言うだけ言うと、エルセトはさっさとアレクサンドラから背を向けて転移魔法の準備を始めた。
「…悪い男ではないんだ。慣れてみると」
ぼそりと告げられたオシュクルのフォローは、全くアレクサンドラの胸に響かなかった。
「――さあ、魔法陣の準備が出来ましたぞ、主を置いて快適な王宮に戻る道を選択された、ルシェルカンドの高貴なご婦人方。…おや、そのような顔をされて、いかがされました?それがしが貴女様達のご気分を害されるようなことを言ってしまったなら申し訳ない。どうも話慣れていないせいか、それがしのルシェルカンド語は不十分なようで。まあ、どうせ今限りのお付き合い、広い心でお許し下さい。さ、さ、自国から与えられた職務を放棄されたご婦人方、魔法陣の中にどうぞ」
「……わざとよね、あれ」
「……ああいう男なんだ」
急降下したアレクサンドラの中のエルセトの好感度が、少し上がった。
歪んだ侍女たちの顔が、大変気持ちいい。是非もっと言ってやって欲しい。
エルセトに進められるがままに、侍女たちは複雑に描かれた魔法陣の中に入った。
エルセトが杖を持ち上げた瞬間、アレクサンドラは思わず身を乗りだした。希少な転移魔法を見られる機会なんて滅多にない。
エルセトは杖を掲げながら、勿体ぶるように咳を一つしてみせた。
「さて、この場にいられますのがルシェルカンド語を解する方々ばかりなので、せっかくなので詠唱もルシェルカンド語で致しましょうか。何、詠唱の言語など、意味が同じならば効果は一緒。大事なのは、注がれる魔力ですからな。…まあ、もしそれがしがルシェルカンド語をとちれば、少々目的地を外れたりもするかもしれませんが…まあ、歩いて知らない場所から王宮を目指す旅も、なかなかおつなものでしょう」
「だ、大丈夫なの?」
「わざとだと言っただろう…エルセトは五か国語を完璧に操れる男だ。

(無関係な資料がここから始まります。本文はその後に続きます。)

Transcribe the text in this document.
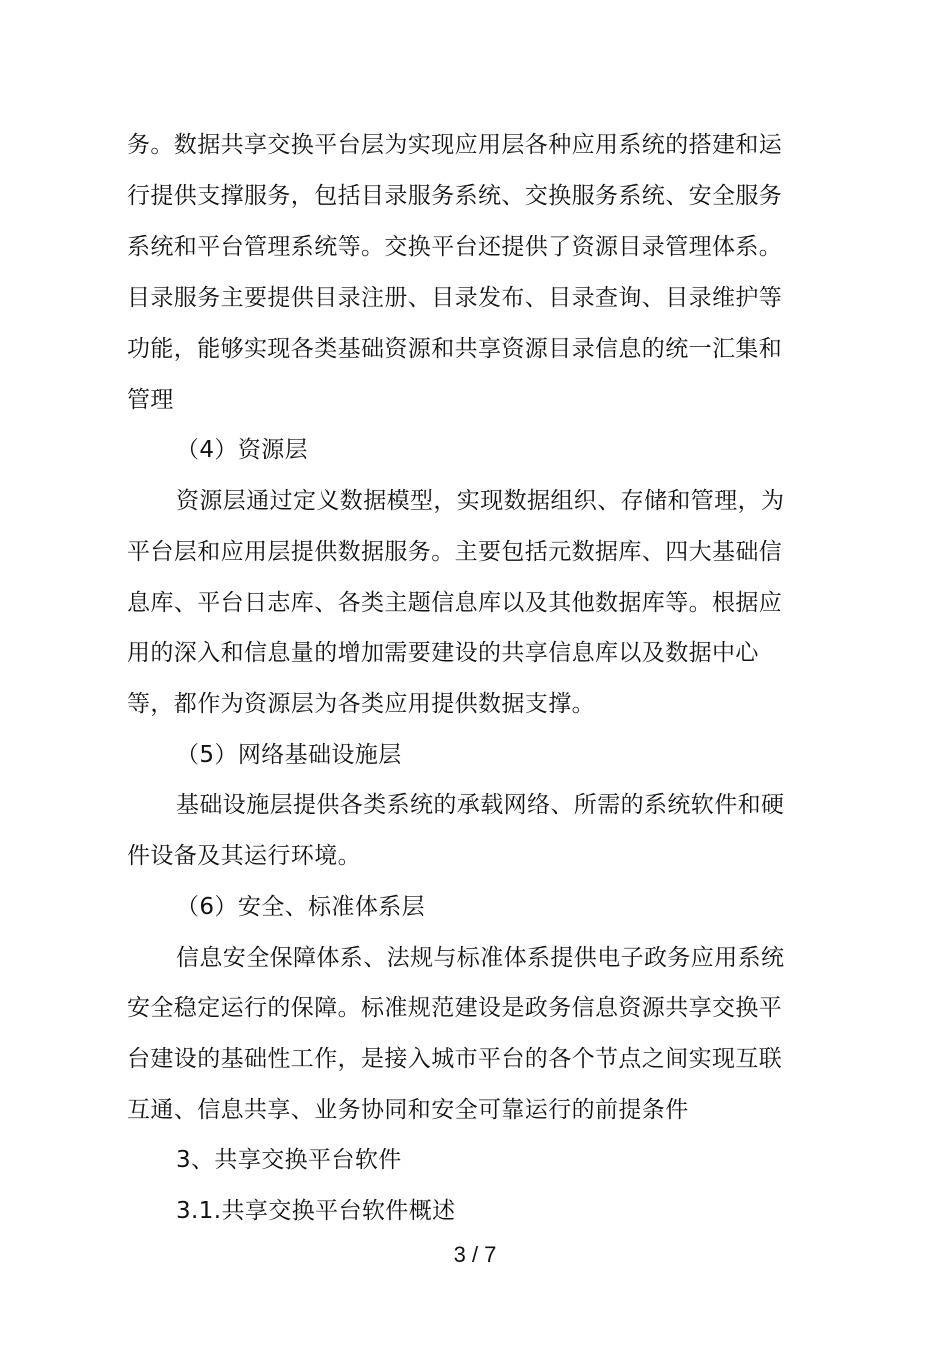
务。数据共享交换平台层为实现应用层各种应用系统的搭建和运
行提供支撑服务，包括目录服务系统、交换服务系统、安全服务
系统和平台管理系统等。交换平台还提供了资源目录管理体系。
目录服务主要提供目录注册、目录发布、目录查询、目录维护等
功能，能够实现各类基础资源和共享资源目录信息的统一汇集和
管理
（4）资源层
资源层通过定义数据模型，实现数据组织、存储和管理，为
平台层和应用层提供数据服务。主要包括元数据库、四大基础信
息库、平台日志库、各类主题信息库以及其他数据库等。根据应
用的深入和信息量的增加需要建设的共享信息库以及数据中心
等，都作为资源层为各类应用提供数据支撑。
（5）网络基础设施层
基础设施层提供各类系统的承载网络、所需的系统软件和硬
件设备及其运行环境。
（6）安全、标准体系层
信息安全保障体系、法规与标准体系提供电子政务应用系统
安全稳定运行的保障。标准规范建设是政务信息资源共享交换平
台建设的基础性工作，是接入城市平台的各个节点之间实现互联
互通、信息共享、业务协同和安全可靠运行的前提条件
3、共享交换平台软件
3.1.共享交换平台软件概述
3 / 7
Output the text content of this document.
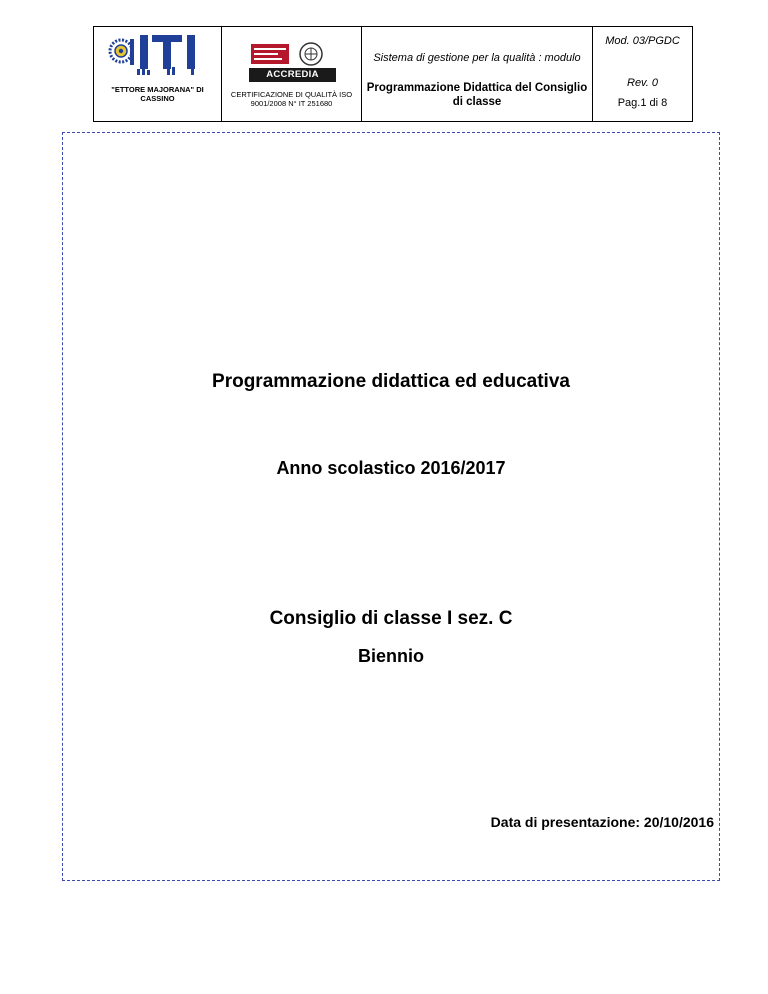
"ETTORE MAJORANA" DI CASSINO
ACCREDIA
CERTIFICAZIONE DI QUALITÀ ISO 9001/2008 N° IT 251680
Sistema di gestione per la qualità : modulo
Programmazione Didattica del Consiglio di classe
Mod. 03/PGDC
Rev. 0
Pag.1 di 8
Programmazione didattica ed educativa
Anno scolastico 2016/2017
Consiglio di classe I sez. C
Biennio
Data di presentazione: 20/10/2016
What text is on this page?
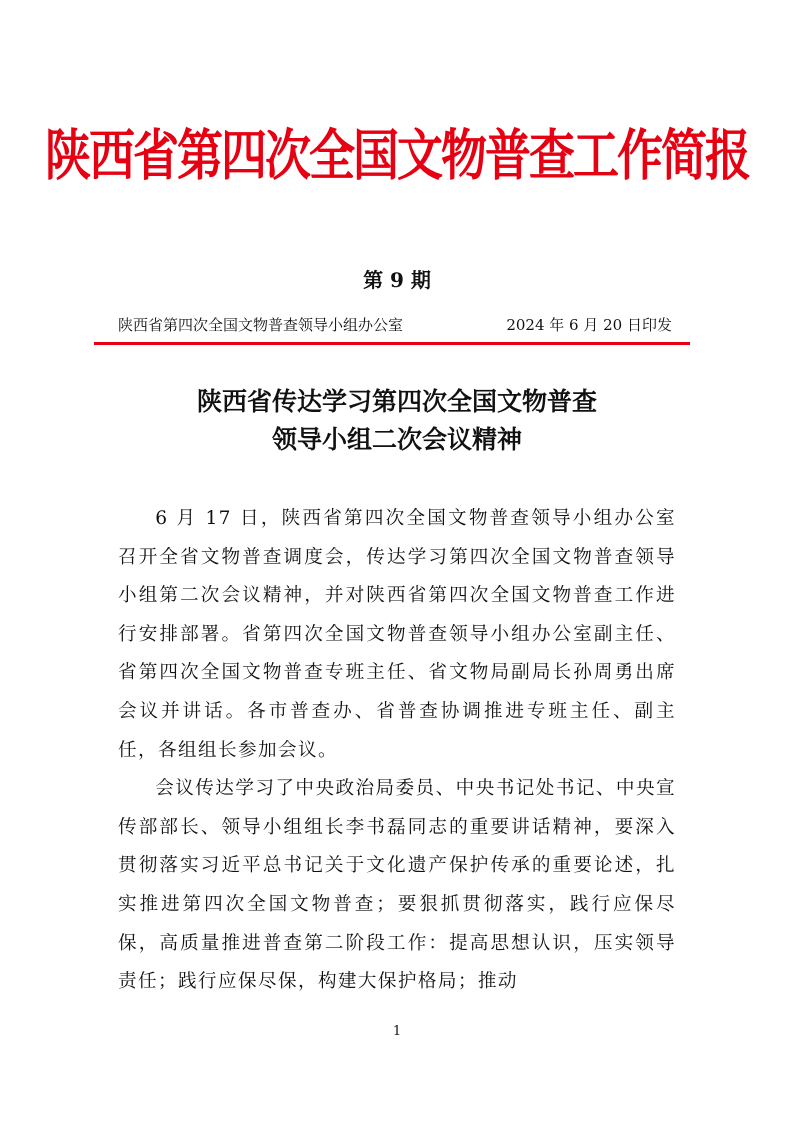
陕西省第四次全国文物普查工作简报
第 9 期
陕西省第四次全国文物普查领导小组办公室	2024 年 6 月 20 日印发
陕西省传达学习第四次全国文物普查
领导小组二次会议精神

6 月 17 日，陕西省第四次全国文物普查领导小组办公室召开全省文物普查调度会，传达学习第四次全国文物普查领导小组第二次会议精神，并对陕西省第四次全国文物普查工作进行安排部署。省第四次全国文物普查领导小组办公室副主任、省第四次全国文物普查专班主任、省文物局副局长孙周勇出席会议并讲话。各市普查办、省普查协调推进专班主任、副主任，各组组长参加会议。

会议传达学习了中央政治局委员、中央书记处书记、中央宣传部部长、领导小组组长李书磊同志的重要讲话精神，要深入贯彻落实习近平总书记关于文化遗产保护传承的重要论述，扎实推进第四次全国文物普查；要狠抓贯彻落实，践行应保尽保，高质量推进普查第二阶段工作：提高思想认识，压实领导责任；践行应保尽保，构建大保护格局；推动

1
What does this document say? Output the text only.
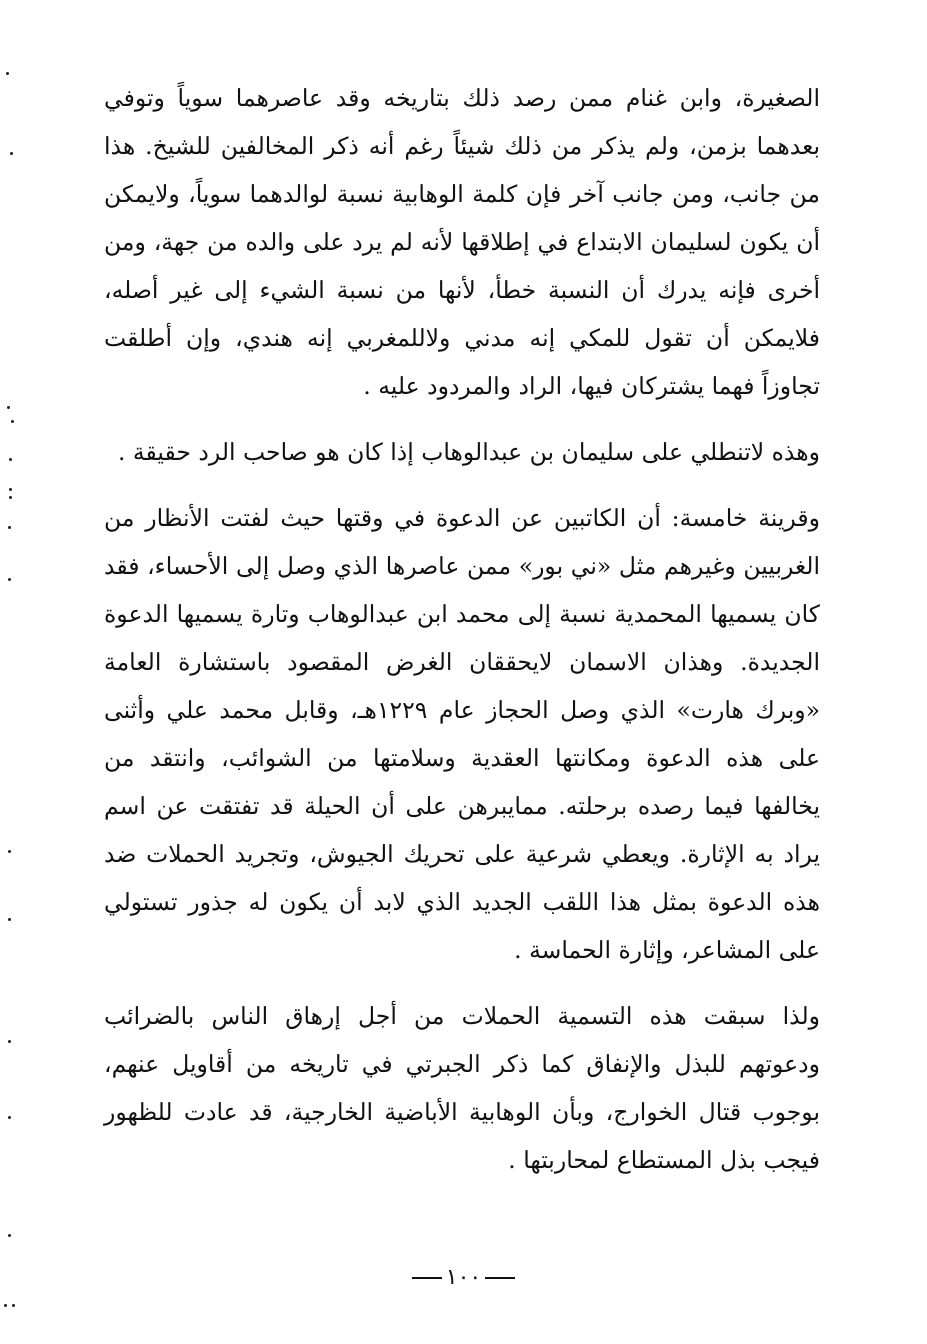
الصغيرة، وابن غنام ممن رصد ذلك بتاريخه وقد عاصرهما سوياً وتوفي بعدهما بزمن، ولم يذكر من ذلك شيئاً رغم أنه ذكر المخالفين للشيخ. هذا من جانب، ومن جانب آخر فإن كلمة الوهابية نسبة لوالدهما سوياً، ولايمكن أن يكون لسليمان الابتداع في إطلاقها لأنه لم يرد على والده من جهة، ومن أخرى فإنه يدرك أن النسبة خطأ، لأنها من نسبة الشيء إلى غير أصله، فلايمكن أن تقول للمكي إنه مدني ولاللمغربي إنه هندي، وإن أطلقت تجاوزاً فهما يشتركان فيها، الراد والمردود عليه .

وهذه لاتنطلي على سليمان بن عبدالوهاب إذا كان هو صاحب الرد حقيقة .

وقرينة خامسة: أن الكاتبين عن الدعوة في وقتها حيث لفتت الأنظار من الغربيين وغيرهم مثل «ني بور» ممن عاصرها الذي وصل إلى الأحساء، فقد كان يسميها المحمدية نسبة إلى محمد ابن عبدالوهاب وتارة يسميها الدعوة الجديدة. وهذان الاسمان لايحققان الغرض المقصود باستشارة العامة «وبرك هارت» الذي وصل الحجاز عام ١٢٢٩هـ، وقابل محمد علي وأثنى على هذه الدعوة ومكانتها العقدية وسلامتها من الشوائب، وانتقد من يخالفها فيما رصده برحلته. ممايبرهن على أن الحيلة قد تفتقت عن اسم يراد به الإثارة. ويعطي شرعية على تحريك الجيوش، وتجريد الحملات ضد هذه الدعوة بمثل هذا اللقب الجديد الذي لابد أن يكون له جذور تستولي على المشاعر، وإثارة الحماسة .

ولذا سبقت هذه التسمية الحملات من أجل إرهاق الناس بالضرائب ودعوتهم للبذل والإنفاق كما ذكر الجبرتي في تاريخه من أقاويل عنهم، بوجوب قتال الخوارج، وبأن الوهابية الأباضية الخارجية، قد عادت للظهور فيجب بذل المستطاع لمحاربتها .

١٠٠
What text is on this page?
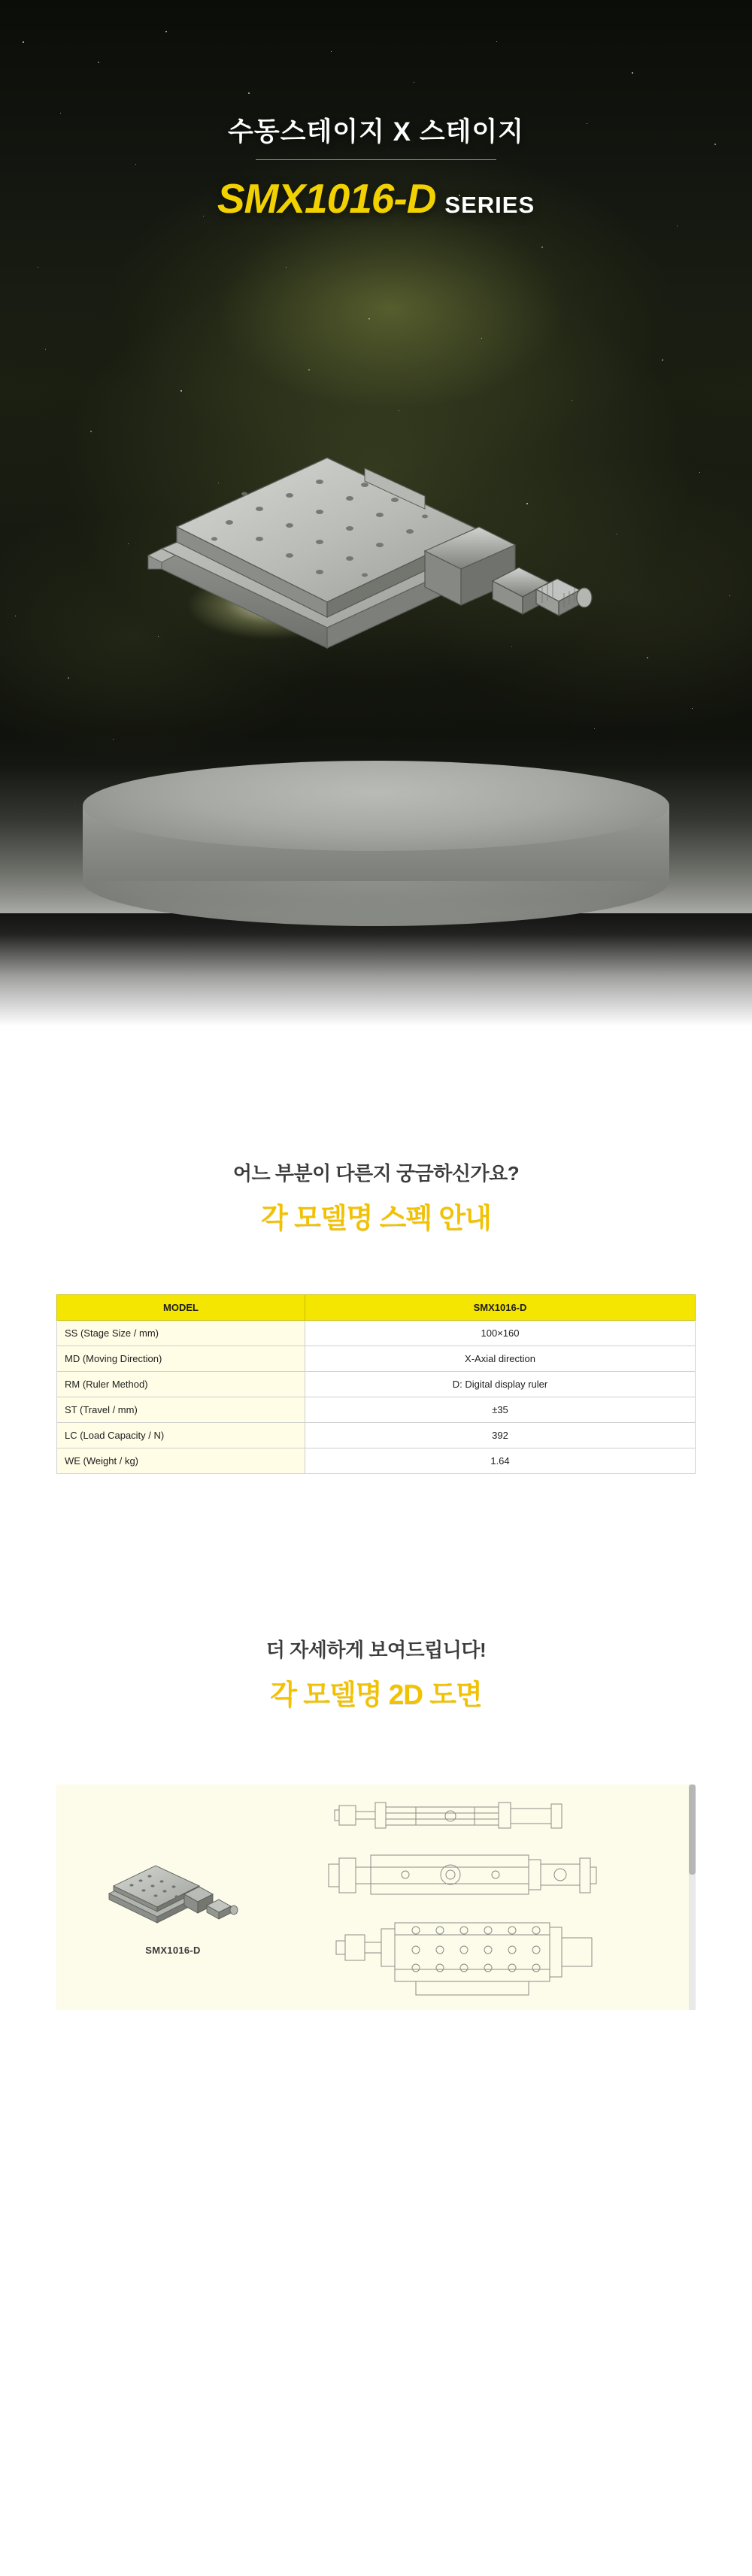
수동스테이지 X 스테이지
SMX1016-D SERIES
어느 부분이 다른지 궁금하신가요?
각 모델명 스펙 안내
MODEL	SMX1016-D
SS (Stage Size / mm)	100×160
MD (Moving Direction)	X-Axial direction
RM (Ruler Method)	D: Digital display ruler
ST (Travel / mm)	±35
LC (Load Capacity / N)	392
WE (Weight / kg)	1.64
더 자세하게 보여드립니다!
각 모델명 2D 도면
SMX1016-D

そもそもあいつの転移魔法は、行先はモルドラの王宮のみに固定されている。失敗したら、単純にここから移動できないだけだ。…どう考えても、嫌がらせだ」
「…それでは、ご婦人方のご期待にお答えして、ルシェルカンド語で失礼をば。【空を翔ける。地を駆ける。時を縮め、道を縮む。汝が足をつけし地は何処か。汝が望む地は何処か。我が魔力に身を任せ。いざ、送らん。我が定めた唯一の地へ】」
そう言ってエルセトが杖を突きつけた瞬間、魔法陣が眩いばかりに光った。
突風と共に砂煙があがり、アレクサンドラは思わず目を瞑った。
「…さて、終わりましたぞ」
そして、目が明けた瞬間、魔法陣の中に侍女たちの姿は無くなっていた。